Isomorphic approach to infer type subsumption relations in Wikidata with the help of DBpedia

Fig. 2.
figure 2

Comparison of the KGs (best viewed with color print) [1]

3 Experimental Evaluation

This section discusses the results of the approach of inferring type subsumption relations in Wikidata leveraging existing mappings to DBpedia. Due to lack of space the full set of results can be found here [1].

For this work, all the experiments were carried out on DBpedia 2016-10 version and Wikidata as of January 11, 2018. Out of the 524 interlinked classes between DBpedia and Wikidata, we conducted experiments on 327 classes, the instances of which are linked via owl:sameAs.

Results - The experiments establish the fact that the type information in Wikidata is often implicitly defined and 41 properties, including wdt:P31 (instance of), hold a subsumption relation with rdf:type in DBpedia. Interestingly only the members of about 38% of these Wikidata classes can be accessed via wdt:P31. Furthermore, only 58% of the aforementioned 38% of Wikidata classes are using the property wdt:P31 exclusively to denote the membership in a class. Table 1 shows some Wikidata classes and the properties serving as rdf:type ordered by the percentage of the class members which were retrieved via them.

Additionally, it is also interesting to notice that similar classes have similar type subsumption relations. For instance, for the classes in Wikidata denoting different kinds of professions such as, Artist, Scientist the property occupation (wdt:P106) defines the members of the class.

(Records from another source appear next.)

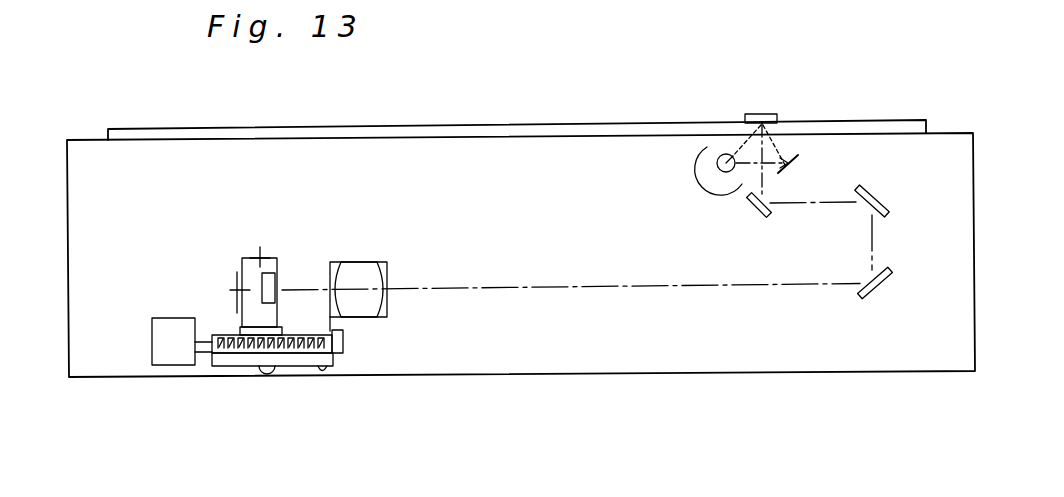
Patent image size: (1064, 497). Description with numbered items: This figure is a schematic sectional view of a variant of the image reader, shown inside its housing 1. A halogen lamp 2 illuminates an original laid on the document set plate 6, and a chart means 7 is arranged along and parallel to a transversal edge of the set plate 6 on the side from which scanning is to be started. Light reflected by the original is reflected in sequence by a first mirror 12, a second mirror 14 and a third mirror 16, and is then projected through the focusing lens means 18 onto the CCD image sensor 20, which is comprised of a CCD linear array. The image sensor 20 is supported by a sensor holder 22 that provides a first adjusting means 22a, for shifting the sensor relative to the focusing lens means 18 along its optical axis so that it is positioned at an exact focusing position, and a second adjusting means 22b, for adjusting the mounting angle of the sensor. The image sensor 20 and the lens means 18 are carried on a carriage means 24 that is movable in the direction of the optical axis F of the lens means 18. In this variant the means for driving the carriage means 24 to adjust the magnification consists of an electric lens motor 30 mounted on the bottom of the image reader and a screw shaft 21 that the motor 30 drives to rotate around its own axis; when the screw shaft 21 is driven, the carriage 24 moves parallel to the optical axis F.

The housing 1 is at (977, 311).
The halogen lamp 2 is at (702, 172).
The document set plate 6 is at (875, 120).
The chart means 7 is at (760, 113).
The first mirror 12 is at (748, 205).
The second mirror 14 is at (872, 197).
The third mirror 16 is at (878, 290).
The focusing lens means 18 is at (363, 272).
The CCD image sensor 20 is at (270, 283).
The screw shaft 21 is at (242, 343).
The sensor holder 22 is at (241, 246).
The first adjusting means 22a is at (227, 288).
The second adjusting means 22b is at (260, 244).
The carriage means 24 is at (322, 372).
The electric motor (lens motor) 30 is at (170, 330).
The optical axis F is at (495, 288).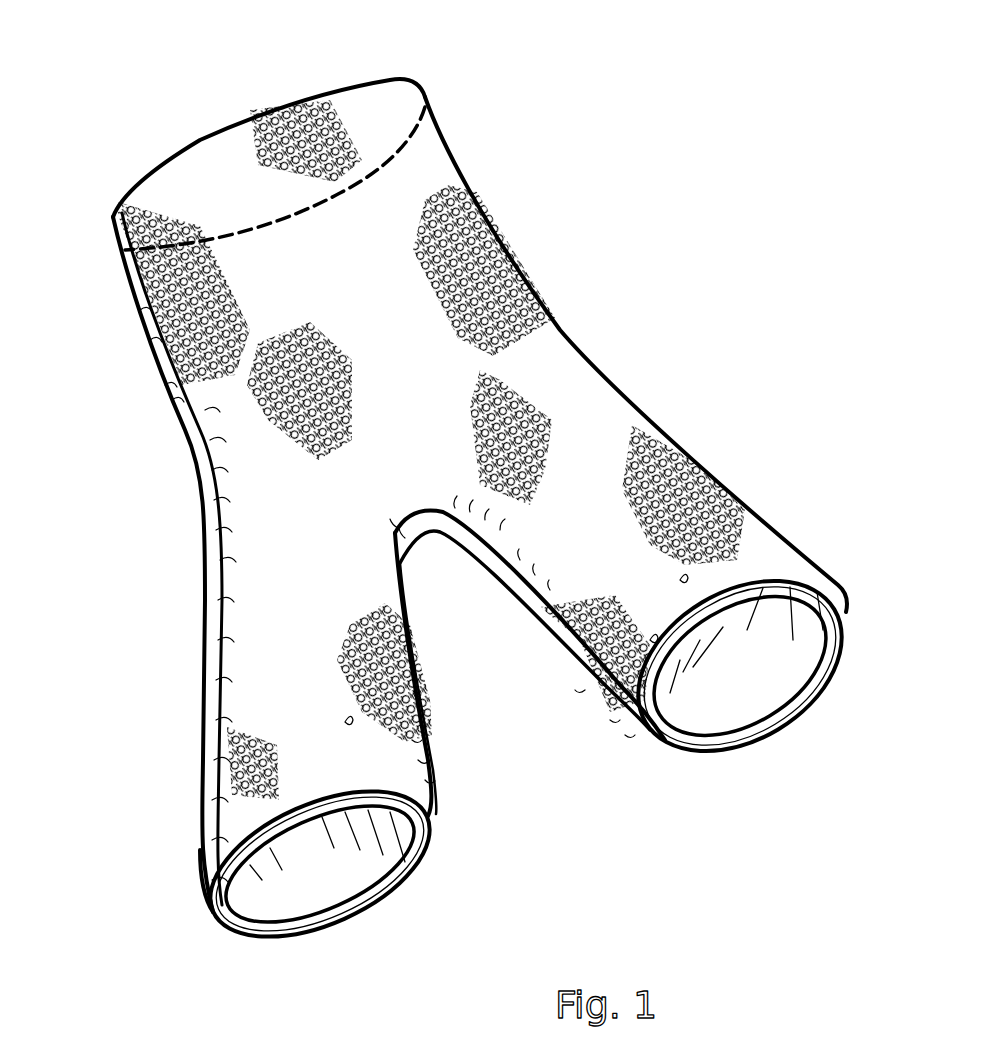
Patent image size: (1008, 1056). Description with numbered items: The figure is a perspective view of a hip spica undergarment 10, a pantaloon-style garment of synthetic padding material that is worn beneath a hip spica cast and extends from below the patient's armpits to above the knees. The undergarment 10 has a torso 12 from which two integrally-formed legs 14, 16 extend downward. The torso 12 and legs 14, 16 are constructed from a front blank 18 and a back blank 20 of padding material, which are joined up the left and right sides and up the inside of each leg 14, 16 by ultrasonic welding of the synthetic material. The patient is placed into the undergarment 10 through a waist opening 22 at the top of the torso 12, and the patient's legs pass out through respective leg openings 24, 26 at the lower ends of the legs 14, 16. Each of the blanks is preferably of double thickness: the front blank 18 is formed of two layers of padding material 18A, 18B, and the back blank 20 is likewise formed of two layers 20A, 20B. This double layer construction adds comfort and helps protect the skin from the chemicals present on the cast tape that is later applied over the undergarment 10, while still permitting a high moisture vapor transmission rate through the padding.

The hip spica undergarment 10 is at (118, 350).
The torso 12 is at (267, 290).
The leg 14 is at (292, 750).
The leg 16 is at (615, 415).
The front blank 18 is at (406, 249).
The layer of padding material 18A is at (782, 577).
The layer of padding material 18B is at (805, 587).
The back blank 20 is at (200, 470).
The layer of padding material 20A is at (232, 929).
The layer of padding material 20B is at (265, 933).
The waist opening 22 is at (208, 173).
The leg opening 24 is at (303, 828).
The leg opening 26 is at (730, 697).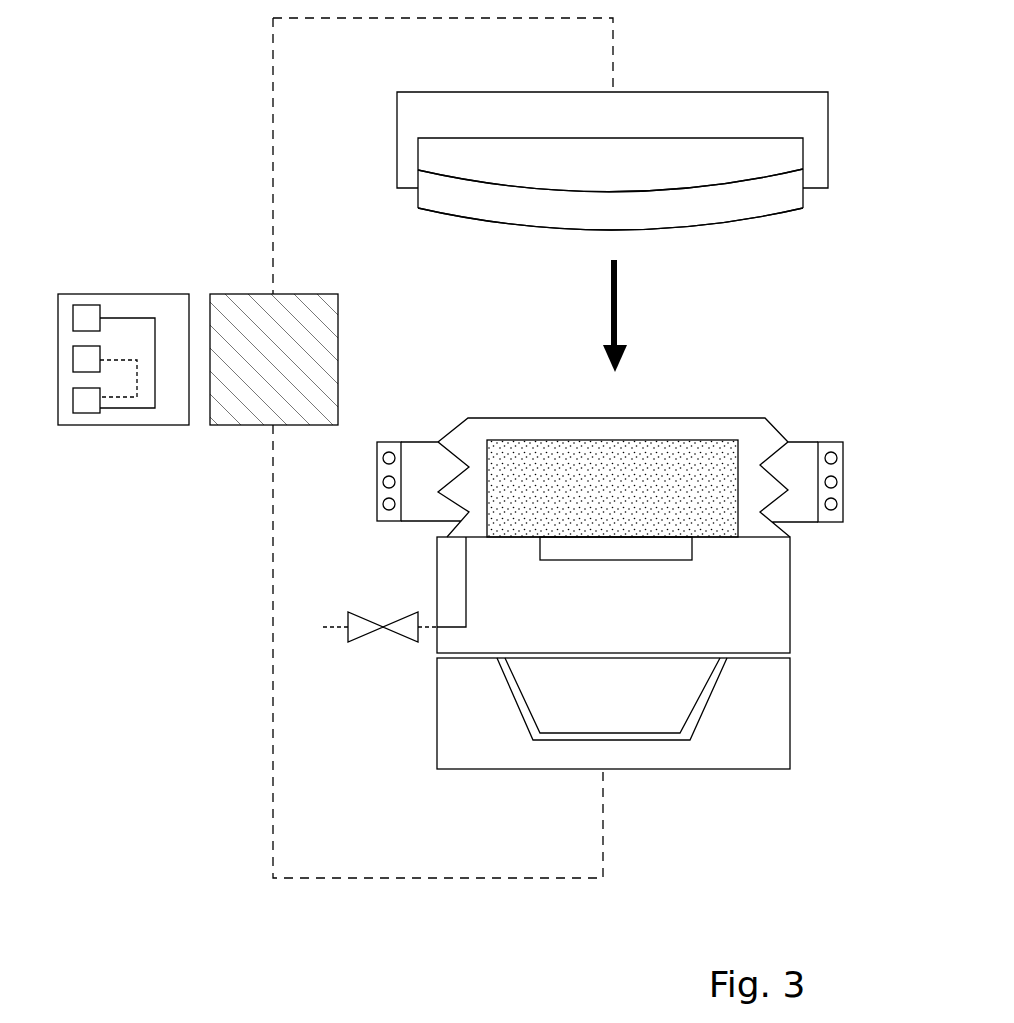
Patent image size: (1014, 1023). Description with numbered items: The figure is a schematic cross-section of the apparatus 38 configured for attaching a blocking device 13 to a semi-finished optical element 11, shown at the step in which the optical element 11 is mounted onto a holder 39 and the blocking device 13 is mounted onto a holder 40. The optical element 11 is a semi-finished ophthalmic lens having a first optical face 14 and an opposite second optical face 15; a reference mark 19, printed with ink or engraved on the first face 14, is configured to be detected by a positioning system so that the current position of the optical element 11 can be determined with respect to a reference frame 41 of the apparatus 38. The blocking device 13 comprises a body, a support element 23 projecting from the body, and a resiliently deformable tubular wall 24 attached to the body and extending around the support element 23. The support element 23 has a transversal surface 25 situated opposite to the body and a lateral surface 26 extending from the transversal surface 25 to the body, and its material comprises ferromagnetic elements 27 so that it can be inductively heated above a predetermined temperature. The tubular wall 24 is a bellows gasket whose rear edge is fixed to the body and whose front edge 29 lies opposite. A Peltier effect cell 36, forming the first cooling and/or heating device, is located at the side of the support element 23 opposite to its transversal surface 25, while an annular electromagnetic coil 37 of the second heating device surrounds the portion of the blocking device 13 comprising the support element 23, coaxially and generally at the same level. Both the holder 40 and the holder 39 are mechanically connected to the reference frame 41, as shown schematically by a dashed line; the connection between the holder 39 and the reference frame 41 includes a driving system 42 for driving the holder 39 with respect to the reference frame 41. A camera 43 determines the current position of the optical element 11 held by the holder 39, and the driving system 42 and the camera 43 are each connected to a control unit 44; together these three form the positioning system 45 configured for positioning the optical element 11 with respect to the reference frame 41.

Figure 2 illustrates a comparison between DBpedia and Wikidata for 5 classes. It is interesting to notice that the number of instances retrieved from Wikidata via the new type subsumption relations (red bar) is much higher than via only wdt:P31 (blue bar). Hence, more members of the classes can be retrieved using the subsumption relations leading to a strong foundation for the content level comparison of the KGs.

Furthermore, the green bar in the Fig. 2 represents the number of instances of the corresponding Wikidata classes using the type subsumption relations of Table 1, which also have owl:sameAs links to DBpedia. For all these classes, it has been observed that the height of the red bar (count of instances with new type subsumption relations) is higher than the green bar (count of instances with new type subsumption relations and owl:sameAs links to DBpedia), which reflects that Wikidata potentially contains more information than DBpedia for these classes. Also, it can be inferred that some of these entities in Wikidata are also present in DBpedia but are assigned to some other classes in DBpedia. This however can lead to further research on the correctness of the KG content.

Last, for the classes dbo:Animal and dbo:Plant, the number of instances in DBpedia (yellow) is higher than the number of instances that possess owl:sameAs links (green). Thus, some of the instances of these two classes in DBpedia are not instances of the corresponding owl:equivalentClass in Wikidata.

Table 1. Type subsumption properties for Wikidata classes [1]

4 Conclusion and Future Work

This paper presented an isomorphic approach to infer type subsumption relations in Wikidata with the help of DBpedia. This approach can be extended to any two arbitrary KGs sharing equivalent classes and some equivalent instances. The results obtained in this study can be used as a starting point of further research on discovering potential errors or violations in the content of KGs. Next, we will explore the implicit type information stored in these KGs and contribute towards their completeness by predicting the type information using structural embeddings.